I spent Easter weekend at Georgetown, having acquired a great affection for the university and the city of Washington during the two years I spent there while working for my PhD at George Washington University and, later, when I wrote the biography of Eric Sevareid. Saturday I rented a bike to zoom along the Potomac Park, where I stumbled upon, to my delight, the Martin Luther King Memorial.
The statue looms enormous, more overwhelming than depicted, a crowd of maybe 100 gathered in front or moving through the three accompanying white mini-mountains shooting up around it. Two marble walls, each engraved with seven thrilling quotations, swoop up to King from either side. My favorite, from his 1964 Nobel Prize acceptance speech: “I have the audacity to believe that peoples everywhere can have three meals a day for their bodies, education and culture for their minds, and dignity, equality, and freedom for their spirits.”
“The audacity to believe!” And to act on that belief, no matter what the opposition. Isn’t that what sainthood is about? But saints are “holy.” Was King holy? Holiness is not a selfish preoccupation with the status of one’s soul (Harper Encyclopedia of Catholicism, 617). Holiness is one’s response to God’s love, which can take many forms —humility, love of neighbor or the promotion of a just social order. Surely King loved his fellow men and women enough to risk his life every time he stood up in public.
The media have been filled recently with the controversy over the combined canonizations of Pope John XXIII and Pope John Paul II—the differences in their style, accomplishments, concept of the church and the exceptions to the rules made for both: Pope Benedict XVI started the canonization process for John Paul immediately, rather than wait the five required years, and Pope Francis, informed that John Paul was ready to go, moved John up front, although he lacked one of two required miracles. Furthermore, Pope John XXIII was much loved for his courage to initiate Vatican II and while John Paul II had a strong following for his “charism,” and opposition to the Soviet Union, while his opposition to Liberation Theology and his toleration of Marcial Maciel Degollado, founder of the Legionaries of Christ and a corrupt pedophile, disappointed many. (The best article on this is John Wilkins’ “The Odd Couple,” in Commonweal, 4/11).

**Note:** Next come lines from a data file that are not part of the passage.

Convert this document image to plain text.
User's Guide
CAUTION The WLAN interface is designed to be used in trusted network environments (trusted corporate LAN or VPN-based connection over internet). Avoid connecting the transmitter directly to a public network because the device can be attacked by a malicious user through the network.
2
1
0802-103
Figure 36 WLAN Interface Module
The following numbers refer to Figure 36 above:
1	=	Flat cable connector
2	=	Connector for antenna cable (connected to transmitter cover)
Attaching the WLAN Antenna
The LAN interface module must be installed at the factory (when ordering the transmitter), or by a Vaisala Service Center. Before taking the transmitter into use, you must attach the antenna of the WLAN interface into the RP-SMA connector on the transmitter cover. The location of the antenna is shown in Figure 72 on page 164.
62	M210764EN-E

The requirements for sainthood seem fluid. Basically it’s holiness plus two miracles, achieved through God’s intervention, to prove—apparently—that the proposed saint is in heaven. John Henry Newman, a convert once acclaimed for his brilliant defense of the church, had no miracles, and his corpse, far from being miraculously preserved, as is attributed to some saints, was just a handful of dust. The process is also very costly. Dorothy Day would not approve of her own cause because the money involved in making saints, she said, should go to the poor. Rev. Peter Gumpel, S.J., who administers Jesuit saint candidacies, told the Washington Post (4/26), we all believe in miracles, but, “the question is simply and purely, should we require the confirmation of miracles for saints?” My answer is, No.

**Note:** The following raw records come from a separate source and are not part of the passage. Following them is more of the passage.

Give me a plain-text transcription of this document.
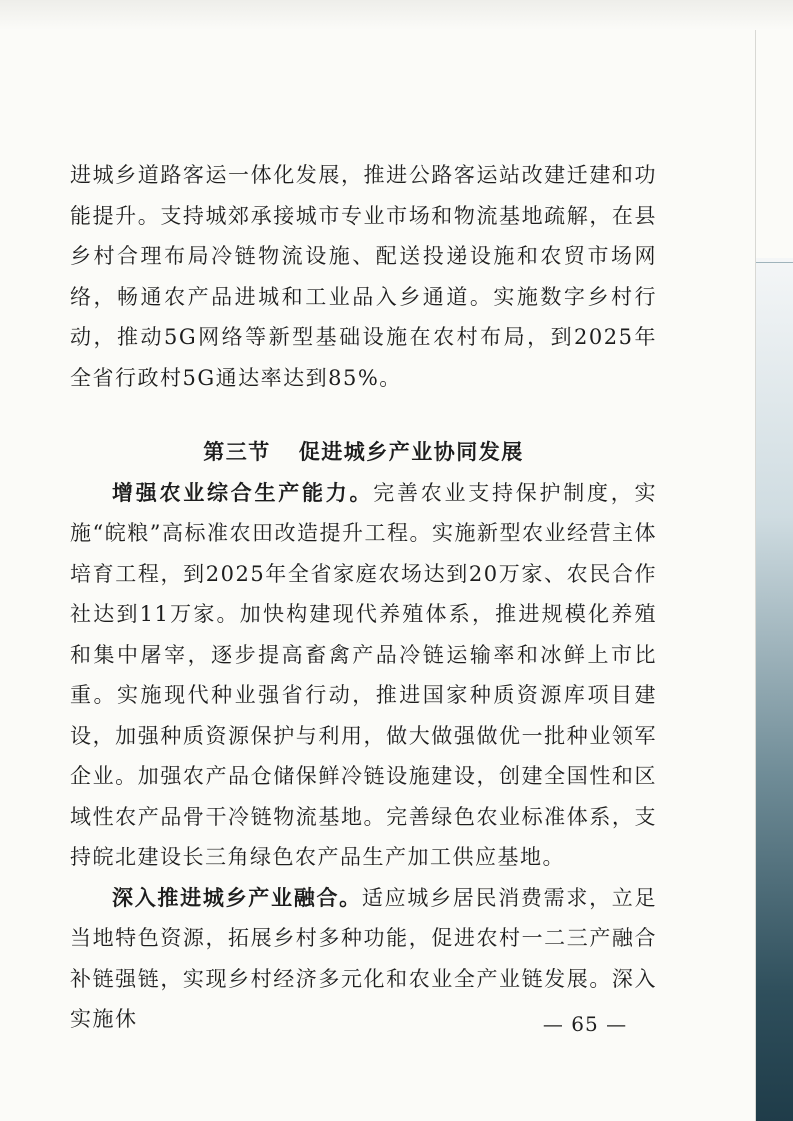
进城乡道路客运一体化发展，推进公路客运站改建迁建和功能提升。支持城郊承接城市专业市场和物流基地疏解，在县乡村合理布局冷链物流设施、配送投递设施和农贸市场网络，畅通农产品进城和工业品入乡通道。实施数字乡村行动，推动5G网络等新型基础设施在农村布局，到2025年全省行政村5G通达率达到85%。

第三节 促进城乡产业协同发展

增强农业综合生产能力。完善农业支持保护制度，实施“皖粮”高标准农田改造提升工程。实施新型农业经营主体培育工程，到2025年全省家庭农场达到20万家、农民合作社达到11万家。加快构建现代养殖体系，推进规模化养殖和集中屠宰，逐步提高畜禽产品冷链运输率和冰鲜上市比重。实施现代种业强省行动，推进国家种质资源库项目建设，加强种质资源保护与利用，做大做强做优一批种业领军企业。加强农产品仓储保鲜冷链设施建设，创建全国性和区域性农产品骨干冷链物流基地。完善绿色农业标准体系，支持皖北建设长三角绿色农产品生产加工供应基地。

深入推进城乡产业融合。适应城乡居民消费需求，立足当地特色资源，拓展乡村多种功能，促进农村一二三产融合补链强链，实现乡村经济多元化和农业全产业链发展。深入实施休	— 65 —
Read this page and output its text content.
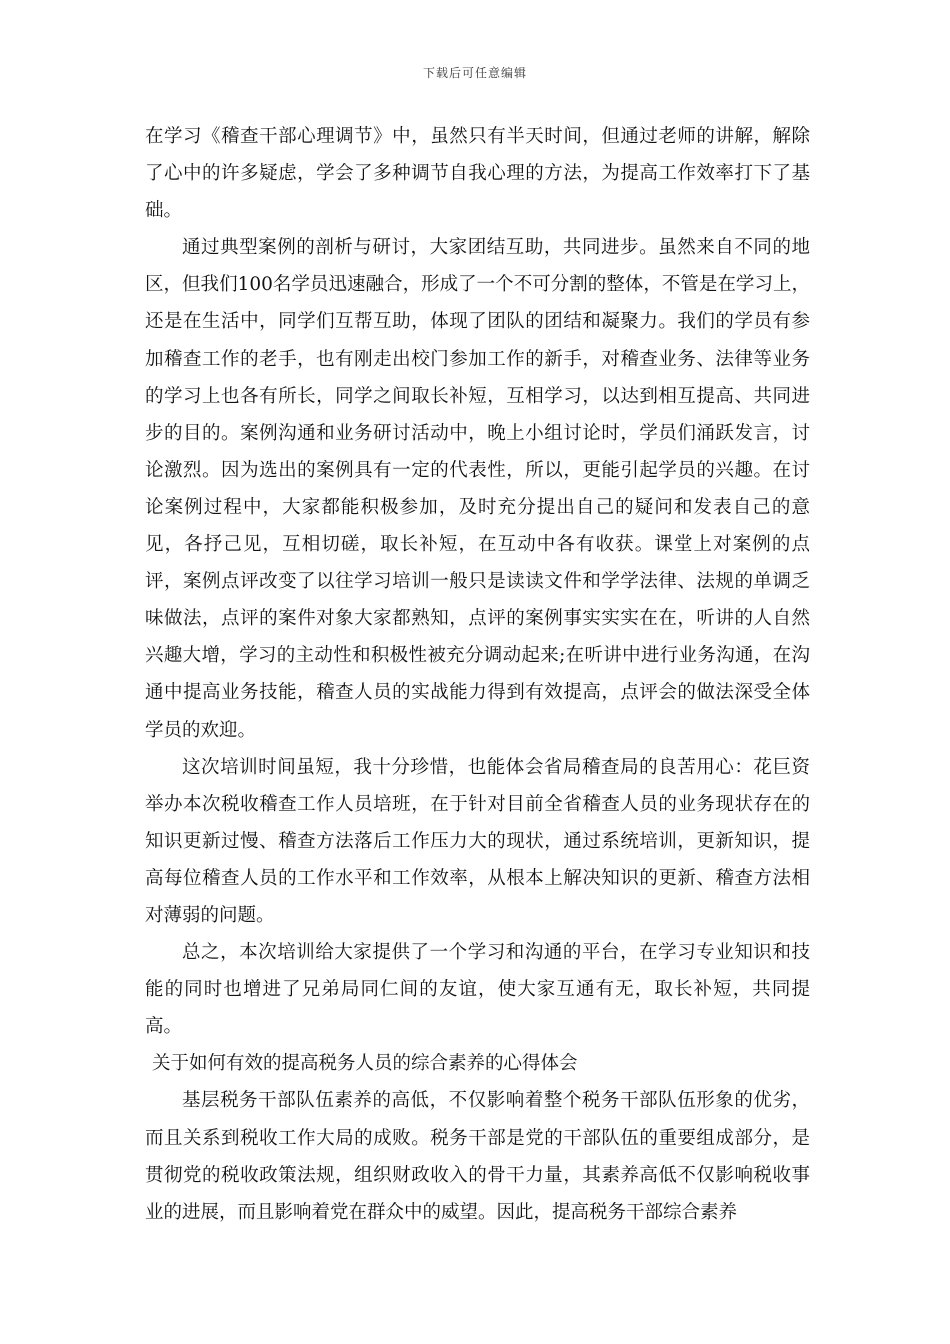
下载后可任意编辑

在学习《稽查干部心理调节》中，虽然只有半天时间，但通过老师的讲解，解除了心中的许多疑虑，学会了多种调节自我心理的方法，为提高工作效率打下了基础。

通过典型案例的剖析与研讨，大家团结互助，共同进步。虽然来自不同的地区，但我们100名学员迅速融合，形成了一个不可分割的整体，不管是在学习上，还是在生活中，同学们互帮互助，体现了团队的团结和凝聚力。我们的学员有参加稽查工作的老手，也有刚走出校门参加工作的新手，对稽查业务、法律等业务的学习上也各有所长，同学之间取长补短，互相学习，以达到相互提高、共同进步的目的。案例沟通和业务研讨活动中，晚上小组讨论时，学员们涌跃发言，讨论激烈。因为选出的案例具有一定的代表性，所以，更能引起学员的兴趣。在讨论案例过程中，大家都能积极参加，及时充分提出自己的疑问和发表自己的意见，各抒己见，互相切磋，取长补短，在互动中各有收获。课堂上对案例的点评，案例点评改变了以往学习培训一般只是读读文件和学学法律、法规的单调乏味做法，点评的案件对象大家都熟知，点评的案例事实实实在在，听讲的人自然兴趣大增，学习的主动性和积极性被充分调动起来;在听讲中进行业务沟通，在沟通中提高业务技能，稽查人员的实战能力得到有效提高，点评会的做法深受全体学员的欢迎。

这次培训时间虽短，我十分珍惜，也能体会省局稽查局的良苦用心：花巨资举办本次税收稽查工作人员培班，在于针对目前全省稽查人员的业务现状存在的知识更新过慢、稽查方法落后工作压力大的现状，通过系统培训，更新知识，提高每位稽查人员的工作水平和工作效率，从根本上解决知识的更新、稽查方法相对薄弱的问题。

总之，本次培训给大家提供了一个学习和沟通的平台，在学习专业知识和技能的同时也增进了兄弟局同仁间的友谊，使大家互通有无，取长补短，共同提高。

关于如何有效的提高税务人员的综合素养的心得体会

基层税务干部队伍素养的高低，不仅影响着整个税务干部队伍形象的优劣，而且关系到税收工作大局的成败。税务干部是党的干部队伍的重要组成部分，是贯彻党的税收政策法规，组织财政收入的骨干力量，其素养高低不仅影响税收事业的进展，而且影响着党在群众中的威望。因此，提高税务干部综合素养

I also suggest we have a moratorium on “making” saints for a while, until we have a common understanding of what we are trying to do. Ideally saints serve as teachers, men and women who by their everyday lives demonstrate “holiness.” By which we mean that they are so overwhelmed by God’s love for us that they respond not by preoccupation with their own perfection, but by love demonstrated in love of neighbor and promotion of social justice. To be the founder of a religious institution or movement, as Maciel demonstrates, is not enough; nor is it enough to be the center of a popular devotion. See historian Stafford Poole, C.M.’s article in Commonweal (6/14/02) on the alleged witness to the Virgin Mary’s appearance at Guadalupe: “Did Juan Diego Exist?” His answer is that the evidence says no.
One of my favorite theology textbooks when I was teaching was Robert Ellsberg’s All Saints, Daily Reflections on Saints, Prophets, and Witnesses for Our Time (Crossroad 1999), short essays on a saint for every day, not all canonized and many non-Catholics, but each an admirable role model, courageous man or woman with whom we can identify, including: Galileo, Pedro Arrupe, S.J., Karl Rahner, S.J., Bach, Dietrich Bonhoeffer, Teihard de Chardin, S.J., Henry David Thoreau, John Howard Griffin, Albert Schweitzer, Albert Camus, Thomas Merton, Newman and King. Would it enhance their stature to be canonized? I doubt it. We can still pray to them as they are.
I think we can pray to all of these, just as we pray to—not for—our own departed loved ones and personal heroes. Frankly I do not imagine Heaven as a medieval royal court where God sits on a throne and we grovel before Him or plead with saints to intercede. Jesus told us that God is our Father, and we have always spoken to our fathers face to face. I have prayed for help to my own late brother David when I needed advice and to Robert F. Drinan, S.J., when I faced an obstacle while I was writing his biography. I didn’t ask for a miracle, just for some help. And help came.